В это время в избу вошла Алёнка. Таня покраснела и тотчас задёрнула занавеску.
– Давай мою куклу! – потребовала Алёнка. – Где она у тебя?
– Она спит, – сказала Таня.
– Где спит? Покажи!
– Не покажу!
– Ты что, не отдавать, да?
Алёнка отдёрнула занавеску. Одни Танины куклы сидели в горнице, а её новой, нарядной не было.
– Отдавай! – закричала Алёнка. – А то я сейчас твоих всех… Вот! Вот!
И начала швырять Таниных кукол по всему полу. Грушу в красной кофточке она подкинула так высоко, что та пролетела через всю избу и шлёпнулась в кадушку с водой.
Тогда Таня рассердилась.
– Уходи из избы! – закричала она. – Уходи!
Она схватила веник и замахнулась на Алёнку. Алёнка испугалась веника и побежала на улицу. На пороге она столкнулась с Таниной бабушкой.
– Это что за война? – сказала бабушка.
Таня и Алёнка закричали обе сразу:
– Она моих кукол расшвыряла! А одна вон как намокла – даже полиняла вся!
– А она мою куклу не отдаёт! Пусть отдаст!
– Так чего ж ты Алёнке куклу не отдаёшь, а? – спросила бабушка.
Таня опустила голову и заплакала. Бабушка обняла её:
– Чего же тут плакать? Надо отдать, да и всё!
Таня уткнулась в бабушкину кофту:
– Да как же я отдам, когда её Снежок в кусты утащил!
Бабушка погладила Таню по голове и сказала:
– Вот нашли из-за чего ругаться да драться! Да я вам ужотко ещё лучше куклу сделаю!
Прозвонил колокол на обед. Мать пришла с работы и поставила грабли у крыльца.
Таня выбежала к ней:
– Мамушка! Ну, чья бригада больше сработала – твоя или Марьина?
Мать улыбнулась:
– Моя.
– Ну, значит, теперь за ягодами можно?
– Вот какая ты, дочка! – сказала мать с упрёком. – Мы-то свой участок убрали, а Марьина бригада ещё не управилась.
– Ну и пусть они управляются!
– А если дождь?
– Ну и что же? Сено-то Марьино!
– Не Марьино и не моё, а наше общее, колхозное.
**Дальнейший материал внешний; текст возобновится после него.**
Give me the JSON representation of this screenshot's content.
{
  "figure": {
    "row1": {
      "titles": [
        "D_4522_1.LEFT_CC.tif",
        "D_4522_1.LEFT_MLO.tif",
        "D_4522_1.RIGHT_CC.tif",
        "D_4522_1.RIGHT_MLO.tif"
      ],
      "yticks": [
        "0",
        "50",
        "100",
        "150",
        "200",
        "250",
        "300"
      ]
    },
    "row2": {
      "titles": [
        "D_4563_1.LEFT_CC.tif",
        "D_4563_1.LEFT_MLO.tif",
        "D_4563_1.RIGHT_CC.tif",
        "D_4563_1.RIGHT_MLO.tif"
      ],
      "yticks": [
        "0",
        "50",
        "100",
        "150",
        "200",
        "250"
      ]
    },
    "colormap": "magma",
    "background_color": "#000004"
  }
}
Мы свою делянку убрали – значит, надо Марьиной бригаде помочь. Чем больше мы сена уберём, тем больше скотины у нас в колхозе будет. А чем больше скотины, тем колхоз богаче. А чем колхоз богаче, тем и нам с тобой жить лучше! Поняла? Ну-ка, принеси из сеней холодной водицы – я руки вымою, да надо идти на полдни, корову доить!
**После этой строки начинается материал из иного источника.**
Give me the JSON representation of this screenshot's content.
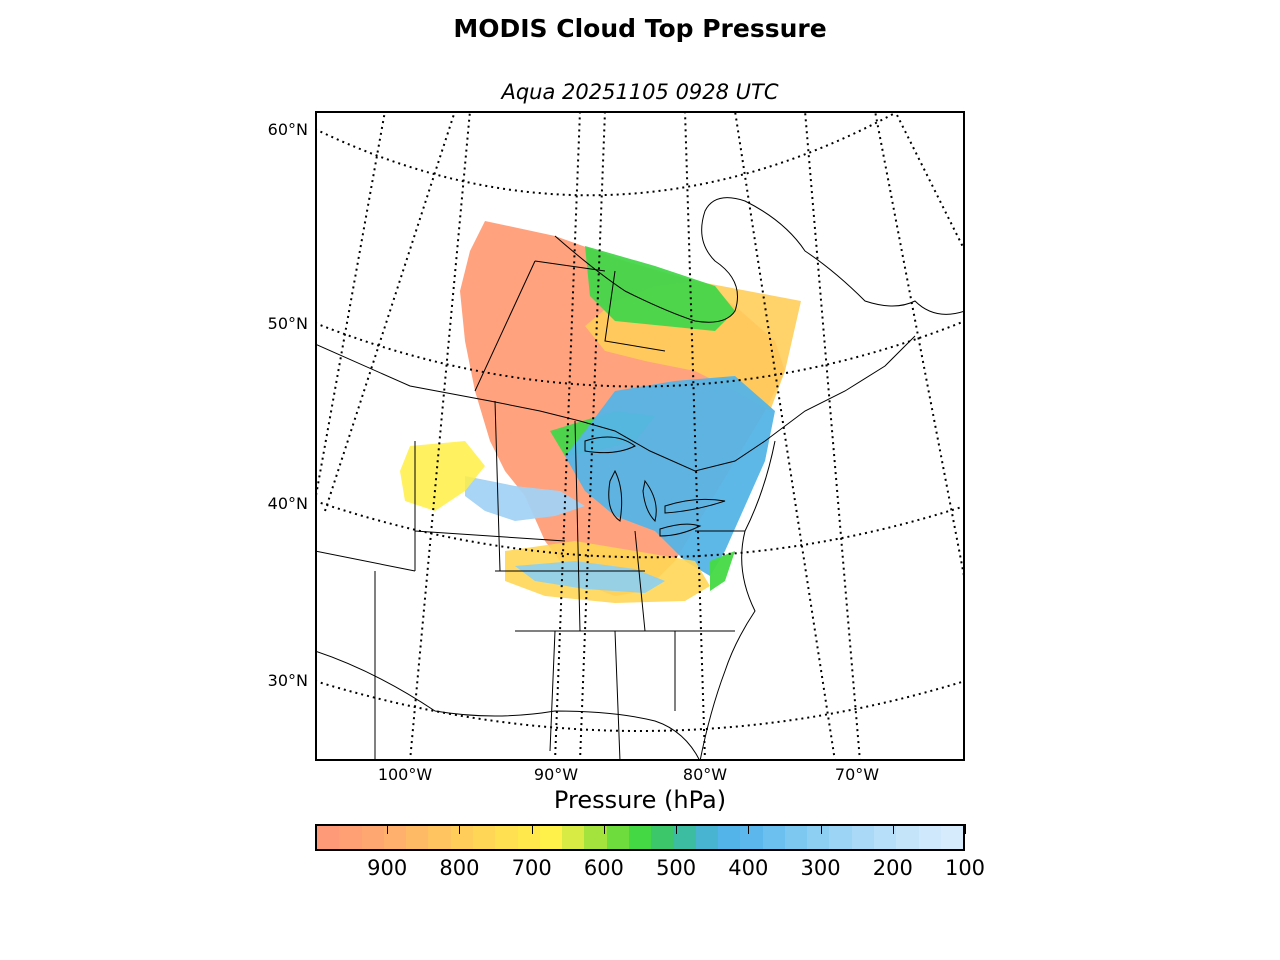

Мать вытерла фартуком потное, красное от загара лицо, вымыла руки, взяла подойник и пошла доить корову на луг, туда, где стадо полднюет – отдыхает в холодке, пережидает полуденную жару.
Таня увязалась за ней. Кого бы ещё позвать? Разве Нюру Туманову? Нюре не очень-то хотелось идти по жаре, но она подумала, что хорошо бы искупаться, и пошла.
Таня не знала, звать ей Алёнку или нет. Может, она теперь губы надула и сердится? Но Алёнка увидела, что девчата собрались на луг, и сама прибежала. А Дёмушку и звать не надо было – он и так нигде не отставал. Только Снежок остался дома. Он приподнял голову, посмотрел на них из-под крыльца и опять улёгся – не стоит бежать, в холодке лучше… К тому же и Таня больно оттаскала его за уши, когда он вернулся. Ну их, пусть идут.
Но, когда девочки зашли за околицу, Снежку стало скучно. Он вскочил и пустился за ними, хлопая ушами.
Шли через ржаное поле по горячей белой дорожке. Густая рожь стояла по сторонам – ничего не видно, только синее небо да высокие колосья над головой. Колосья задевали волосы матери, проводили ей по щекам своими шелковистыми усиками.
– Хорошая нынче рожь, – сказала мать, – ишь как дружно колосится!
За ржаным полем на цветущей луговине стояли маленькие домики. Это колхозная пасека. Пчёлы гудели над пёстрыми цветами.
– Идите потихоньку, – предупредила мать. – Не бегайте, не сердите пчёл.
Таня спряталась за мать, уцепилась за её юбку.
Алёнка тоже шла осторожно и зорко поглядывала кругом – не летит ли откуда пчела.
А Нюра и совсем затаила дыхание.
Вдруг Дёмушка остановился и закричал:
– Алёнка!
Он стоял и отмахивался рукой от пчелы, которая гудела над его головой. Но чем больше он отмахивался, тем сердитее гудела пчела.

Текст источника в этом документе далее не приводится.